From crooners to the pop culture movement: a look at the music of the sixties

From Motown to Woodstock, the 1960s proved to be a wide pendulum of musical tastes and talents.

As the 1950s ushered in the vast array of genres being offered to a diversifying nation, the United States of the 1960s took up the torch and continued its course.

Fresh off the press in 1960 was the formation of the Motown Record Corporation. This would be the ship that would launch the careers of numerous soul artists. Legendary talents like Smokey Robinson, Diana Ross, Stevie Wonder, and Michael Jackson started with Motown.

Folk rock is another genre that would be born from the 1960s. Folk rock realized its great rise and fall in the decade. Bob Dylan, Joni Mitchell, Peter, Paul & Mary, and The Grateful Dead are just a few of the folk rock singer-songwriters to come out of this era. The sound was a “more voice, less effects” style of music that incorporated narrative lyrics with rock overtones. Most popular in the mid-1960s and declining in popularity in the early to mid-1970s, many of the artists associated with this type of music were part of the “make love, not war” movement.

In 1964, the United States would experience the British invasion when a group of four ‘moptops’ from Liverpool, England, took the United States by storm. Before long, the Beatles were performing to sell crowds of screaming teenage women. I want to hold your hand it reached number one in the United States in February 1964. The group disbanded in 1970 and began successful solo careers. The Fab Four ventured into uncharted musical territory with each new album and implemented various genres in their unique sound style. They had a great impact on modern music and were also cultural innovators.

As drug use soared in the 1960s, new branches of rock & roll began to arrive on the scene. Acid, psychedelic rock grew out of a drug culture that would eventually lead to the heavy metal genre that would become so prominent in the next decade. The counterculture had begun and from that counterculture would occur the greatest musical phenomenon of the decade.

Woodstockit was basically a three-day music festival that took place in August 1969. It was said to be a gathering that celebrated the concept of love, peace and tranquility. It was actually an LSD festival that drew more than 400,000 hippies to a farm in upstate New York. Various musical genres were represented at the event, among them; folk rock, acid rock and even some Motown were included in the lineup. Amidst the impressive lineup of artists at the concert were: Jefferson Airplane, The Who, Janis Joplin, Arlo Guthrie, Sly & the Family Stone, and Creedence Clearwater Rival.

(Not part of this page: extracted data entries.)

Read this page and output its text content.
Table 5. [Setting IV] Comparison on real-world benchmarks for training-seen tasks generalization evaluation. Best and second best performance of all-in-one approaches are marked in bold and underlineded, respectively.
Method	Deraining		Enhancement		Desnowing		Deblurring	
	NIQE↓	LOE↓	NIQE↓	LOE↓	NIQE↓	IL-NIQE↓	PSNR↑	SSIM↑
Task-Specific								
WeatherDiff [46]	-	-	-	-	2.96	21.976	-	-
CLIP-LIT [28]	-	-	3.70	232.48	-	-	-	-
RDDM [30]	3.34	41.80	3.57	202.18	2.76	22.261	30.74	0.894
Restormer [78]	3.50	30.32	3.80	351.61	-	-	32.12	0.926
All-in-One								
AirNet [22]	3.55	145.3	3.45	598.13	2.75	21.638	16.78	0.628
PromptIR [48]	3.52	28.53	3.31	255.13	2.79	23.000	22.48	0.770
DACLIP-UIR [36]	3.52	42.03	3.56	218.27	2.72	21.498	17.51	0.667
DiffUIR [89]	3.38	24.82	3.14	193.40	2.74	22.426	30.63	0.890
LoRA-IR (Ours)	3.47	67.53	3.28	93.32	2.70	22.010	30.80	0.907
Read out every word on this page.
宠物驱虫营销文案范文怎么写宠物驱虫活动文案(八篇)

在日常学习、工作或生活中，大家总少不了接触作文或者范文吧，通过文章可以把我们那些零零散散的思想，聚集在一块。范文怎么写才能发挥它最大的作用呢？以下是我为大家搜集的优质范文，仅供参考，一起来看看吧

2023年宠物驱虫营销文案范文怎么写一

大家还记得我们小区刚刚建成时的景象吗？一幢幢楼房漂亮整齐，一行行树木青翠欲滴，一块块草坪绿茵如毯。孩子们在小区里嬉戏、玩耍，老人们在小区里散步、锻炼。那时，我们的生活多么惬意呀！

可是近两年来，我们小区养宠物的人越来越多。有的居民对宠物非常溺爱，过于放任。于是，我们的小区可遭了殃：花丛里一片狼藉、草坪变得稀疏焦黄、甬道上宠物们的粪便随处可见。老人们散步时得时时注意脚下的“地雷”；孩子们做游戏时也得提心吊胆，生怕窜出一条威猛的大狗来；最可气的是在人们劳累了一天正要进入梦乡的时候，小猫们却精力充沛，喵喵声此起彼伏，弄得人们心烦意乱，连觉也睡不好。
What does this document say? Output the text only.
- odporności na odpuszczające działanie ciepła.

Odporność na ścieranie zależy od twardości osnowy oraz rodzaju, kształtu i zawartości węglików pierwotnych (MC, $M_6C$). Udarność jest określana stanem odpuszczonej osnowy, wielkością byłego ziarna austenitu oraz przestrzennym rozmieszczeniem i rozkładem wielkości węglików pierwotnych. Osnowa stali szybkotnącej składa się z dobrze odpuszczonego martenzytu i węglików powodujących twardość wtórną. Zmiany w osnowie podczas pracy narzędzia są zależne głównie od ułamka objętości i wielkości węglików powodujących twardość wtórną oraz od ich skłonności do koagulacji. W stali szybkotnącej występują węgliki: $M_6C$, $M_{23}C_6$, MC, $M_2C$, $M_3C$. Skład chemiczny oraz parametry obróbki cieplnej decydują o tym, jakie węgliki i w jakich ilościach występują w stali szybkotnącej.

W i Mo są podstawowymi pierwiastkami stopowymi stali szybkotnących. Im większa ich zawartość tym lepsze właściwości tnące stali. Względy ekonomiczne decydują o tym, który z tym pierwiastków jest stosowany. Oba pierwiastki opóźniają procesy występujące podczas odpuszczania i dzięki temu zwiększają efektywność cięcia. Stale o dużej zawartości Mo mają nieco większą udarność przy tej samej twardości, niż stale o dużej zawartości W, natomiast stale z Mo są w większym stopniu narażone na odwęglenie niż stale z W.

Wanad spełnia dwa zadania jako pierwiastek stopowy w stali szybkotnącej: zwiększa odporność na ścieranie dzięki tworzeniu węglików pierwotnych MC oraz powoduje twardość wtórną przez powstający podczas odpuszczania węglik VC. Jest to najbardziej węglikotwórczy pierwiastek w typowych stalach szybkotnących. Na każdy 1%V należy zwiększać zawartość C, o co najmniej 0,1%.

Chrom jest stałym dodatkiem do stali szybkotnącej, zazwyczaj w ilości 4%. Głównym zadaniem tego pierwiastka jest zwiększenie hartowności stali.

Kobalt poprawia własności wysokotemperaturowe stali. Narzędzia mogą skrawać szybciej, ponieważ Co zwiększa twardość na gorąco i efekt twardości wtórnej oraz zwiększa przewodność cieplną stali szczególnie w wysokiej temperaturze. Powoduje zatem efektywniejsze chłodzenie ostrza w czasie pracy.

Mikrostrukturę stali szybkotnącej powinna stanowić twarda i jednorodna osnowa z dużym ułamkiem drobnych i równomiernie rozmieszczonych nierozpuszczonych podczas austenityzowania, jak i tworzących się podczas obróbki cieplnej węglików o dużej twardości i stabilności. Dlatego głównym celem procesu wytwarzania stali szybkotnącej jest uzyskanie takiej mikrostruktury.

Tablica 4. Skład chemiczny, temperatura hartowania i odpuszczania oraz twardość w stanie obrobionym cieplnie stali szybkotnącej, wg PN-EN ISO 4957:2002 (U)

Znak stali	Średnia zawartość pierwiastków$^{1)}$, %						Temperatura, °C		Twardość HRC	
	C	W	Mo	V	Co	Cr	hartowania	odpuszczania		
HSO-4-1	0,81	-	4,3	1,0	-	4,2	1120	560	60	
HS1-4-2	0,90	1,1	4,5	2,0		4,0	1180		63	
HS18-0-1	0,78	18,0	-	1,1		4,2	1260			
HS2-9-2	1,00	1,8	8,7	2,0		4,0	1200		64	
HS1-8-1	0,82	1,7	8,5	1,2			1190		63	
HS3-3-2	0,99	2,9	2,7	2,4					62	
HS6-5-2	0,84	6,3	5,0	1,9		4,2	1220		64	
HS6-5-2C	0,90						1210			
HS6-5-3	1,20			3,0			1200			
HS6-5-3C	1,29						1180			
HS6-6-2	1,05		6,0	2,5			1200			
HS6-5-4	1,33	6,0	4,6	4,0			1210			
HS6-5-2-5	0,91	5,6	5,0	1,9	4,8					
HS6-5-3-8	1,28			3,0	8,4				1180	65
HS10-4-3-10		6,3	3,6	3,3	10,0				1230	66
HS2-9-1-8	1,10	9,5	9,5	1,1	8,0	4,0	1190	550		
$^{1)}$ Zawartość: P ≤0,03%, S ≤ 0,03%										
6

Woodstock It is one of the pivotal events that changed the face of rock and roll and would, in part, be the catalyst to usher in the heavy metal sound of the 1970s.

Last but not least would be the bubblegum pop rock style that grew in popularity in the late 1960s. Bands like Tommy James and the Shondells, The Lemon Pipers, and Herman’s Hermits were hitting the charts. Teenagers across the country sang the lyrics to hits like, Hanky ​​panky, Green tambourine, YDelicious, delicious, delicious.

Most of the emphasis had shifted to the younger generation that came out of the 1950s, where this trend had started to take effect. Teens were tuning in to the radio, buying records, and attending concerts more than any other age group, so they became the mainstream record companies catered to.

Although the older generation (and I use that term loosely to include everyone else outside of the teens and twenties age group) still found “their” music dominating the small screen with the popularity of variety shows. Greats like Dean Martin, Andy Williams, Dinah Shore, and Frank Sinatra were still high with the older crowd.

The 1960s turned out to be a cultural revolution and it was no more apparent than in the styles of music that emerged from this time. Sex, drugs and rock & roll replaced the now seemingly more innocent James Dean rebellion of the 1950s.

A violent and turbulent time in American history, but a time of self-expression and musical freedom gave way to a more accommodating philosophy that would be produced in the next decade. American music was now very global and artists from many other countries came to the United States to donate their talents to a nation that accepted all styles of music. It really was the dawn of the ‘Age of Aquarius’.